Segno meno per le Borse europee in una seduta volatile

(Teleborsa) – Tutti negativi gli indici di Piazza Affari e degli altri principali listini europei, a cui non riesce il rimbalzo che si era intravisto in apertura di seduta. Dopo un avvio di contrattazioni con buoni rialzi, l’azionario europeo ha subito perso terreno, peggiorando poi la propria performance dalla tarda mattinata. Gli investitori non sono quindi attirati dal “buy the dip”, in quanto le incognite sul fronte macroeconomico e delle banche centrali continuano a essere numerose. Inoltre, si attendono indicazioni dal meeting della FED, dal quale potrebbe emergere un aumento dei tassi statunitensi di tre quarti di punto percentuale, più ampio del previsto.

Sempre sul fronte delle banche centrali, il membro del Consiglio direttivo della BCE Klaas Knot ha detto in un’intervista a Le Monde che le opzioni di Francoforte per un aumento dei tassi di interesse di settembre non sono limitate a un rialzo di 50 punti base.

Sul fronte societario, Nexi ha annunciato la vendita a Euronext di una componente tecnologica Capital Markets per 57 milioni di euro, Saipem ha firmato un Memorandum of Understanding con Trevi per collaborare allo sviluppo congiunto di sistemi di trivellazione per parchi eolici.

Per quanto riguarda i dati macroeconomici, l’inflazione è stata confermata in netta crescita in Germania a maggio 2022, mentre il mercato del lavoro britannico ha registrato dati in chiaroscuro (sussidi disoccupazione in calo, ma tasso di disoccupazione in crescita). Recupera leggermente l’indice ZEW tedesco a giugno, segnalando un piccolissimo miglioramento del sentiment dell’economia nei prossimi mesi, anche se il clima resta negativo.

Seduta in lieve rialzo per l’Euro / Dollaro USA, che avanza a quota 1,045. L’Oro mantiene la posizione sostanzialmente stabile su 1.821,5 dollari l’oncia. Il Petrolio (Light Sweet Crude Oil) mostra un timido guadagno e segna un +0,65%.

Avanza di poco lo spread, che si porta a +241 punti base, evidenziando un aumento di 4 punti base, con il rendimento del BTP a 10 anni pari al 4,07%.

Tra i listini europei pensosa Francoforte, con un calo frazionale dello 0,62%, tentenna Londra, con un modesto ribasso dello 0,61%, e in rosso Parigi, che evidenzia un deciso ribasso dello 0,94%.

A Piazza Affari, il FTSE MIB è in calo (-0,76%) e si attesta su 21.751 punti, continuando sulla scia ribassista rappresentata da sei cali consecutivi, in essere da martedì scorso; sulla stessa linea, si muove in retromarcia il FTSE Italia All-Share, che scivola a 23.778 punti.

In ribasso il FTSE Italia Mid Cap (-1,34%); sulla stessa linea, pesante il FTSE Italia Star (-1,54%).

In cima alla classifica dei titoli più importanti di Milano, troviamo Saipem (+3,77%), Banca Mediolanum (+2,02%), Unicredit (+1,35%) e Banca Generali (+1,26%).

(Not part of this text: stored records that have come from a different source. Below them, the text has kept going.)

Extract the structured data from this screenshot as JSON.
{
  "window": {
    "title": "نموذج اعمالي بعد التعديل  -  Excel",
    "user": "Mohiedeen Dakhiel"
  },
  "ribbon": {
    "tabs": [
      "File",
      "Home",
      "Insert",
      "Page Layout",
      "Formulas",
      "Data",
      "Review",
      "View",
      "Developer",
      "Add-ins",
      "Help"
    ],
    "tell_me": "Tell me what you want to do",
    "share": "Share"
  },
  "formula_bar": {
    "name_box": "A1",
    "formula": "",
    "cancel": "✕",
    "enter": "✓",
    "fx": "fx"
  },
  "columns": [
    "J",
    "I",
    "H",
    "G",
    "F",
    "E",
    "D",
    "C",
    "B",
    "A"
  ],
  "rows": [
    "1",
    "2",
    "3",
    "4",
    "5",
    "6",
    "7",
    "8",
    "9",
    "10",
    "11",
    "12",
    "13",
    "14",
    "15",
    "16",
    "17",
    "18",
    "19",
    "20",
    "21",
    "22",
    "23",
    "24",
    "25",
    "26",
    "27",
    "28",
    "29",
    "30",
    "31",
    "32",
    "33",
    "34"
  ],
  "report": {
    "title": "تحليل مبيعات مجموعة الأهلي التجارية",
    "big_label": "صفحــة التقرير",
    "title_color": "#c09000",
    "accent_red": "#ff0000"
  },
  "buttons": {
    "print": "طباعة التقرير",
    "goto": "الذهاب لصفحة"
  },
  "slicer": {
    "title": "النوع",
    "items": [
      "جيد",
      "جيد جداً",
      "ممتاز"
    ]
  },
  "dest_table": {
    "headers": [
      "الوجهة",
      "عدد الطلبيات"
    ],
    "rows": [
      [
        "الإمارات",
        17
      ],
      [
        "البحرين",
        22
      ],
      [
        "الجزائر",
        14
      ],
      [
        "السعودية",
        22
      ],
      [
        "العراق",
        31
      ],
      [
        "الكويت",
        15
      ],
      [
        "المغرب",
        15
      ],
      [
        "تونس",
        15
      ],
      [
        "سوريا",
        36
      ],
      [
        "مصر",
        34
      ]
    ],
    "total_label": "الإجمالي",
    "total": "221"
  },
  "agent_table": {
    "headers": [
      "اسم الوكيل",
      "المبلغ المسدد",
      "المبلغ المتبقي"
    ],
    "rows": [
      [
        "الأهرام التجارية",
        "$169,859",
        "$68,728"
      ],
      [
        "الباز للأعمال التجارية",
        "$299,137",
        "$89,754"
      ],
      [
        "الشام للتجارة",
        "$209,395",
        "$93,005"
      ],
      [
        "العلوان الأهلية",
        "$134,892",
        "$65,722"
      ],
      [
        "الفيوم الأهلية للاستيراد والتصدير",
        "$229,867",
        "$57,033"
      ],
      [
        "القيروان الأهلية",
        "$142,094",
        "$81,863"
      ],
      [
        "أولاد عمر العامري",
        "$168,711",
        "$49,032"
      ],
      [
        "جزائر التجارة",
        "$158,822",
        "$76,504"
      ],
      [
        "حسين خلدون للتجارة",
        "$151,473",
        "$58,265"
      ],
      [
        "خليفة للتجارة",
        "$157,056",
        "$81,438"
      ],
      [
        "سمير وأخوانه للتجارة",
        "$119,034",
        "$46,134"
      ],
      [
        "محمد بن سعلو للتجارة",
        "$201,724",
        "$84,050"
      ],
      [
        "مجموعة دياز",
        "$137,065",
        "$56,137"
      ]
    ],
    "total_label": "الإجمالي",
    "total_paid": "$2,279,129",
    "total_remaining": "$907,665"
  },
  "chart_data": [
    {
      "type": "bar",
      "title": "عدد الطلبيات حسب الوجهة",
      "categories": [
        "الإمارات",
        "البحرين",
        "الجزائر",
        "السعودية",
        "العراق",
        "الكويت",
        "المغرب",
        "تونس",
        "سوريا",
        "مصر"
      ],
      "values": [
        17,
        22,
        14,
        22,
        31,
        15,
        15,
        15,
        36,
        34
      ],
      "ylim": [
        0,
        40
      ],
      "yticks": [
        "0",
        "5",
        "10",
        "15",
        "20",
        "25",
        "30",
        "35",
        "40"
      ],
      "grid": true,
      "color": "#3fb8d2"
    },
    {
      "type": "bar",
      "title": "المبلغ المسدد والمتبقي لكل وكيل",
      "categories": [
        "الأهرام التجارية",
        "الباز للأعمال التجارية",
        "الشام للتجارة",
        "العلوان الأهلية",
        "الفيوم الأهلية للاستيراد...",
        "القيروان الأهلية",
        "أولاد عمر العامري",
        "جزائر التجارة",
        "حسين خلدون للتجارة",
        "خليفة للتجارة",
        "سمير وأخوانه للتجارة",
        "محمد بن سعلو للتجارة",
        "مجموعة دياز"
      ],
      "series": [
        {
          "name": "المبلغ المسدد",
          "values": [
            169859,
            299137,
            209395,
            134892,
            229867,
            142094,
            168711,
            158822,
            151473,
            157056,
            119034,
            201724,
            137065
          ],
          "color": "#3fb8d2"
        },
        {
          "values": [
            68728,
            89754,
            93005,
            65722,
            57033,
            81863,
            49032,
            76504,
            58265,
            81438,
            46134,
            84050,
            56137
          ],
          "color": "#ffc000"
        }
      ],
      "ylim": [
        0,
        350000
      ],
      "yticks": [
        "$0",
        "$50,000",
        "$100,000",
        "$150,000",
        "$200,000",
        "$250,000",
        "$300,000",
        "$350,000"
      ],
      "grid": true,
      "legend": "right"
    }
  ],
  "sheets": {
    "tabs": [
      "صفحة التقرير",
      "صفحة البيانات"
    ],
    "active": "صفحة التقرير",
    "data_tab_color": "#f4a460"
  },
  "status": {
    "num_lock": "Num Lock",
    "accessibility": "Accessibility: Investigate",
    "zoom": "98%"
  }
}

Le peggiori performance, invece, si registrano su Amplifon, che ottiene -4,65%.

Spicca la prestazione negativa di Nexi, che scende del 3,67%.

A2A scende del 3,45%.

Sessione nera per Campari, che lascia sul tappeto una perdita del 3,40%.

In cima alla classifica dei titoli a media capitalizzazione di Milano, Danieli (+1,65%), Fincantieri (+1,09%), Mfe A (+0,97%) e De’ Longhi (+0,60%).

I più forti ribassi, invece, si verificano su GVS, che continua la seduta con -4,74%.

In perdita Brunello Cucinelli, che scende del 4,18%.

Pesante Ariston Holding, che segna una discesa di ben -4,17 punti percentuali.

Seduta negativa per El.En, che scende del 3,15%.

Tra le variabili macroeconomiche di maggior peso:

Martedì 14/06/2022
06:30 Giappone: Produzione industriale, mensile (atteso -1,3%; preced. 0,3%)
08:00 Germania: Prezzi consumo, mensile (atteso 0%; preced. 0,8%)
08:00 Germania: Prezzi consumo, annuale (atteso 7,9%; preced. 7,4%)
08:00 Regno Unito: Richieste sussidi disoccupazione (atteso -49,4K unità; preced. -65,5K unità)
08:00 Regno Unito: Tasso disoccupazione (atteso 3,6%; preced. 3,7%).